Affaire Semenya c. Suisse, décision du 11 juillet 2023 (requête n° 10934/21)

La requête a été introduite par une athlète sud-africaine de niveau international spécialiste des courses de demi-fond (800 à 3 000 mètres), qui se plaint du «Règlement régissant la qualification dans la catégorie féminine (pour les athlètes présentant des différences du développement sexuel)» (Règlement DSD) de l’International Association of Athletics Federations (IAAF, désormais World Athletics) l’obligeant à réduire son taux naturel de testostérone par des traitements hormonaux pour pouvoir participer aux compétitions internationales dans la catégorie féminine. Refusant de se soumettre à un tel traitement, la requérante n’a pas pu participer aux compétitions internationales. Ses recours contre le règlement en question ont été rejetés par le Tribunal arbitral du sport (TAS) et le Tribunal fédéral. Elle recourt à la CrEDH en invoquant une violation des articles des articles 13 et 14 CEDHL, chacun combiné avec l’article 8 CEDH, ce que la CrEDH admet.

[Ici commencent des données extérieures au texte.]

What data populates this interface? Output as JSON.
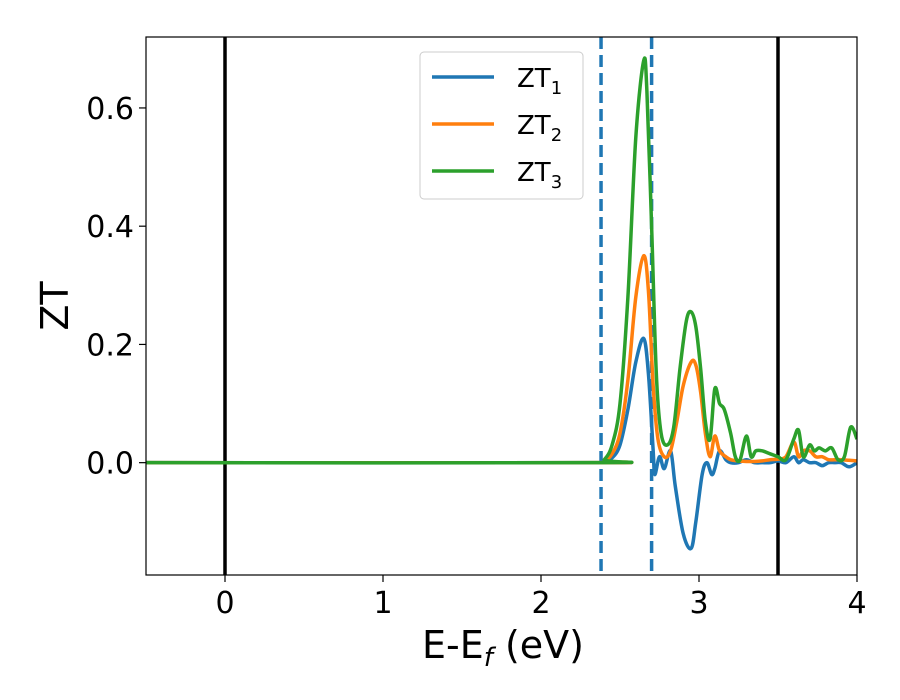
{
  "chart_data": {
    "type": "line",
    "xlabel": "E-E",
    "xlabel_sub": "f",
    "xlabel_unit": " (eV)",
    "ylabel": "ZT",
    "xlim": [
      -0.5,
      4.0
    ],
    "ylim": [
      -0.19,
      0.72
    ],
    "xticks": [
      0,
      1,
      2,
      3,
      4
    ],
    "xtick_labels": [
      "0",
      "1",
      "2",
      "3",
      "4"
    ],
    "yticks": [
      0.0,
      0.2,
      0.4,
      0.6
    ],
    "ytick_labels": [
      "0.0",
      "0.2",
      "0.4",
      "0.6"
    ],
    "grid": false,
    "legend_position": "top-center",
    "vlines_solid": [
      0.0,
      3.5
    ],
    "vlines_dashed": [
      2.38,
      2.7
    ],
    "series": [
      {
        "name": "ZT",
        "name_sub": "1",
        "color": "#1f77b4",
        "x": [
          -0.5,
          2.35,
          2.4,
          2.45,
          2.5,
          2.55,
          2.6,
          2.65,
          2.68,
          2.71,
          2.72,
          2.75,
          2.78,
          2.82,
          2.85,
          2.9,
          2.95,
          2.98,
          3.02,
          3.05,
          3.08,
          3.1,
          3.13,
          3.17,
          3.2,
          3.25,
          3.3,
          3.35,
          3.4,
          3.45,
          3.5,
          3.55,
          3.6,
          3.63,
          3.66,
          3.7,
          3.74,
          3.78,
          3.82,
          3.86,
          3.9,
          3.95,
          4.0
        ],
        "y": [
          0.0,
          0.0,
          0.002,
          0.008,
          0.03,
          0.09,
          0.17,
          0.21,
          0.15,
          0.02,
          -0.02,
          0.01,
          -0.01,
          0.02,
          -0.04,
          -0.12,
          -0.145,
          -0.1,
          -0.02,
          0.0,
          -0.02,
          -0.01,
          0.02,
          0.005,
          0.0,
          0.0,
          0.005,
          0.0,
          0.0,
          0.0,
          0.003,
          0.0,
          0.01,
          0.0,
          0.005,
          0.0,
          0.0,
          -0.005,
          0.0,
          0.0,
          0.0,
          -0.007,
          0.0
        ]
      },
      {
        "name": "ZT",
        "name_sub": "2",
        "color": "#ff7f0e",
        "x": [
          -0.5,
          2.35,
          2.4,
          2.45,
          2.5,
          2.55,
          2.6,
          2.65,
          2.68,
          2.71,
          2.74,
          2.78,
          2.82,
          2.86,
          2.9,
          2.95,
          2.98,
          3.01,
          3.04,
          3.07,
          3.1,
          3.13,
          3.17,
          3.2,
          3.25,
          3.3,
          3.35,
          3.4,
          3.45,
          3.5,
          3.55,
          3.6,
          3.63,
          3.66,
          3.7,
          3.74,
          3.78,
          3.82,
          3.86,
          3.9,
          3.95,
          4.0
        ],
        "y": [
          0.0,
          0.0,
          0.003,
          0.015,
          0.05,
          0.14,
          0.28,
          0.35,
          0.29,
          0.13,
          0.04,
          0.01,
          0.02,
          0.07,
          0.13,
          0.17,
          0.165,
          0.12,
          0.05,
          0.01,
          0.045,
          0.02,
          0.01,
          0.005,
          0.003,
          0.002,
          0.002,
          0.003,
          0.005,
          0.006,
          0.01,
          0.035,
          0.01,
          0.02,
          0.02,
          0.01,
          0.01,
          0.005,
          0.005,
          0.005,
          0.004,
          0.003
        ]
      },
      {
        "name": "ZT",
        "name_sub": "3",
        "color": "#2ca02c",
        "x": [
          -0.5,
          2.35,
          2.4,
          2.45,
          2.5,
          2.55,
          2.6,
          2.65,
          2.67,
          2.7,
          2.73,
          2.76,
          2.8,
          2.84,
          2.88,
          2.92,
          2.95,
          2.98,
          3.01,
          3.04,
          3.07,
          3.1,
          3.13,
          3.16,
          3.2,
          3.23,
          3.26,
          3.3,
          3.33,
          3.36,
          3.4,
          3.45,
          3.5,
          3.55,
          3.6,
          3.63,
          3.66,
          3.7,
          3.73,
          3.76,
          3.8,
          3.84,
          3.88,
          3.92,
          3.96,
          4.0
        ],
        "y": [
          0.0,
          0.0,
          0.005,
          0.03,
          0.1,
          0.28,
          0.55,
          0.68,
          0.63,
          0.4,
          0.15,
          0.05,
          0.03,
          0.06,
          0.16,
          0.24,
          0.255,
          0.23,
          0.16,
          0.07,
          0.04,
          0.125,
          0.1,
          0.09,
          0.05,
          0.01,
          0.005,
          0.045,
          0.01,
          0.02,
          0.02,
          0.015,
          0.01,
          0.005,
          0.04,
          0.055,
          0.01,
          0.03,
          0.02,
          0.025,
          0.02,
          0.025,
          0.005,
          0.01,
          0.06,
          0.04
        ]
      }
    ]
  }
}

En effet, la Cour estime que les caractéristiques sexuelles d’une personne relèvent de sa « vie privée » au sens de l’article 8. Dans la mesure où l’intéressée est obligée de subir un traitement médical pour ne pas être exclue de la catégorie féminine de certaines compétitions d’athlétisme du fait de ses différences du développement sexuel (DSD) qui entraînent un taux élevé de testostérone, elle est directement affectée dans son identité personnelle. La Cour relève par ailleurs que l’article 8 CEDH peut s’étendre aux activités professionnelles. À cela, elle ajoute que ce règlement est également susceptible d’avoir des « conséquences » considérables sur la jouissance par la requérante de son droit au respect de sa vie privée, notamment sur sa réputation, sa sphère privée et sa dignité.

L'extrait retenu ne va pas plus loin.